As church leaders, we tend to be tentative about starting new groups when the weather is warm. We’re not proud of it, but it’s true. We think… School is out… Our people are at the (beach, mountains, grandparents’ house)… No one will make time for discipleship in the summer.
But, churches are finding it’s not only possible, but logical and powerful, to start new groups and help people discover biblical community, even in the late spring and summer.
One of our Rooted Network pastors, Andy Mullikin, of 2|42 Community Church, shares three reasons your church should move forward with starting new groups this summer…
One of my favorite Rooted semesters was the first time we tried a summer session. There were lots of naysayers from the church, but I was determined to have an onramp into groups for the months between Easter and the fall launch. There was a list of reasons why this wasn’t going to work, but I knew that we could do something for those who were interested.
I kept hearing, “What does the church have to offer in the summer?” and Rooted was my answer. We promoted Rooted right after Easter so interested folks could plan their vacations and decide if the summer or the fall cycle would be the best fit. There was less going on from a stage promotion perspective that time of year, so it wasn’t difficult to get the word out about this new summer semester.
What I found was:
Planning: Most people go on vacation 1 or 2 times in a summer so their calendars are better planned out. They know in advance what weeks they cannot commit to. They can plan around those weeks and stay connected with their group via chat and staying up on the daily readings.

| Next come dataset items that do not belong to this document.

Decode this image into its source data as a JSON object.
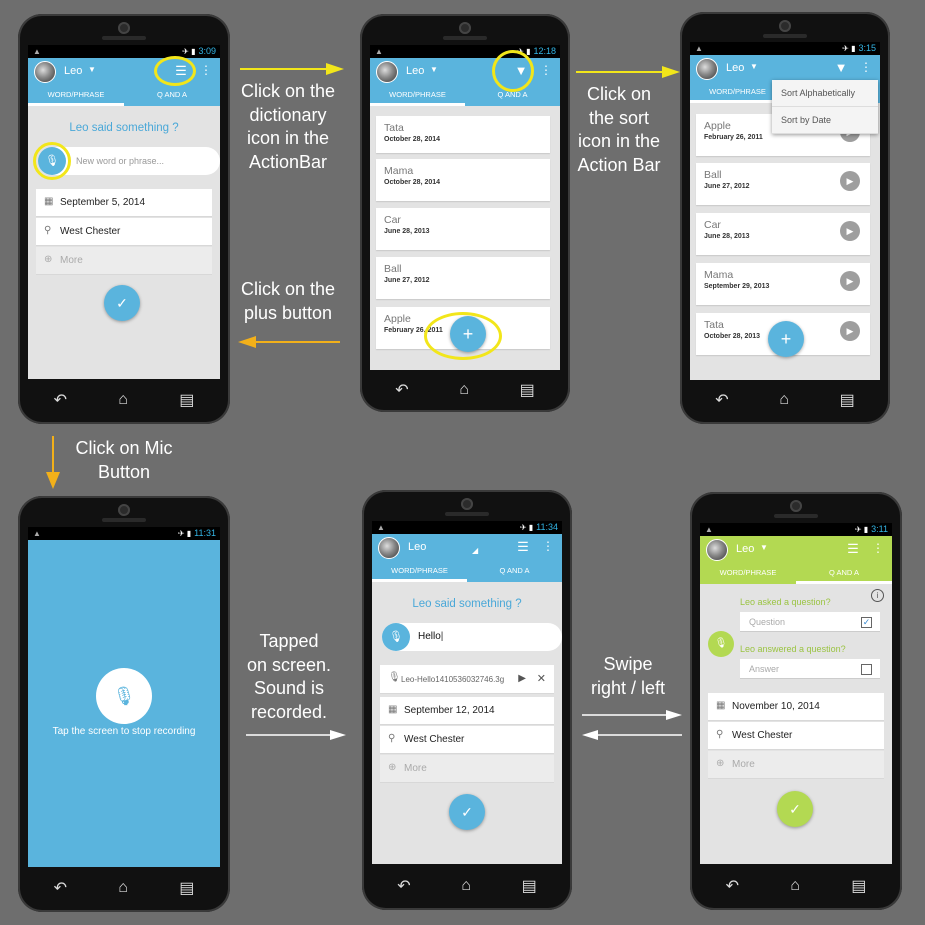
{
  "captions": {
    "dictionary": [
      "Click on the",
      "dictionary",
      "icon in the",
      "ActionBar"
    ],
    "sort": [
      "Click on",
      "the sort",
      "icon in the",
      "Action Bar"
    ],
    "plus": [
      "Click on the",
      "plus button"
    ],
    "mic": [
      "Click on Mic",
      "Button"
    ],
    "tapped": [
      "Tapped",
      "on screen.",
      "Sound is",
      "recorded."
    ],
    "swipe": [
      "Swipe",
      "right / left"
    ]
  },
  "common": {
    "user_name": "Leo",
    "tab_word": "WORD/PHRASE",
    "tab_qa": "Q AND A",
    "more_label": "More",
    "location": "West Chester"
  },
  "phone1": {
    "time": "3:09",
    "prompt": "Leo said something ?",
    "input_placeholder": "New word or phrase...",
    "date": "September 5, 2014"
  },
  "phone2": {
    "time": "12:18",
    "items": [
      {
        "word": "Tata",
        "date": "October 28, 2014"
      },
      {
        "word": "Mama",
        "date": "October 28, 2014"
      },
      {
        "word": "Car",
        "date": "June 28, 2013"
      },
      {
        "word": "Ball",
        "date": "June 27, 2012"
      },
      {
        "word": "Apple",
        "date": "February 26, 2011"
      }
    ]
  },
  "phone3": {
    "time": "3:15",
    "menu": [
      "Sort Alphabetically",
      "Sort by Date"
    ],
    "items": [
      {
        "word": "Apple",
        "date": "February 26, 2011"
      },
      {
        "word": "Ball",
        "date": "June 27, 2012"
      },
      {
        "word": "Car",
        "date": "June 28, 2013"
      },
      {
        "word": "Mama",
        "date": "September 29, 2013"
      },
      {
        "word": "Tata",
        "date": "October 28, 2013"
      }
    ]
  },
  "phone4": {
    "time": "11:31",
    "hint": "Tap the screen to stop recording"
  },
  "phone5": {
    "time": "11:34",
    "prompt": "Leo said something ?",
    "input_value": "Hello",
    "recording_file": "Leo-Hello1410536032746.3g",
    "date": "September 12, 2014"
  },
  "phone6": {
    "time": "3:11",
    "question_label": "Leo asked a question?",
    "question_placeholder": "Question",
    "answer_label": "Leo answered a question?",
    "answer_placeholder": "Answer",
    "date": "November 10, 2014"
  },
  "colors": {
    "accent_blue": "#5ab4dd",
    "accent_green": "#b3d952",
    "highlight_yellow": "#f2e61a",
    "background": "#6e6e6e"
  }
}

Serving: There were far more serving opportunities for these Rooted groups in the summer that in other seasons of the year.
- Retaining: Though it was a smaller semester, there was a better buy-in and lower attrition because folks had the opportunity to weigh the costs and plan around their schedules. The people who were interested but couldn’t commit to the summer term, began to create our fall waitlist.
All in all, we saw 8 new groups form, 96 participants, 5 baptisms, and we began to build momentum all year round for discipleship and group formation. I was blown away by the response. My final thoughts to any church not experimenting starting new groups for the summer is this…
We spend lots of time, energy, and money on getting folks to attend on Easter. The best next step is discipleship in a group setting. Try out a post-Easter Rooted semester and see what God does.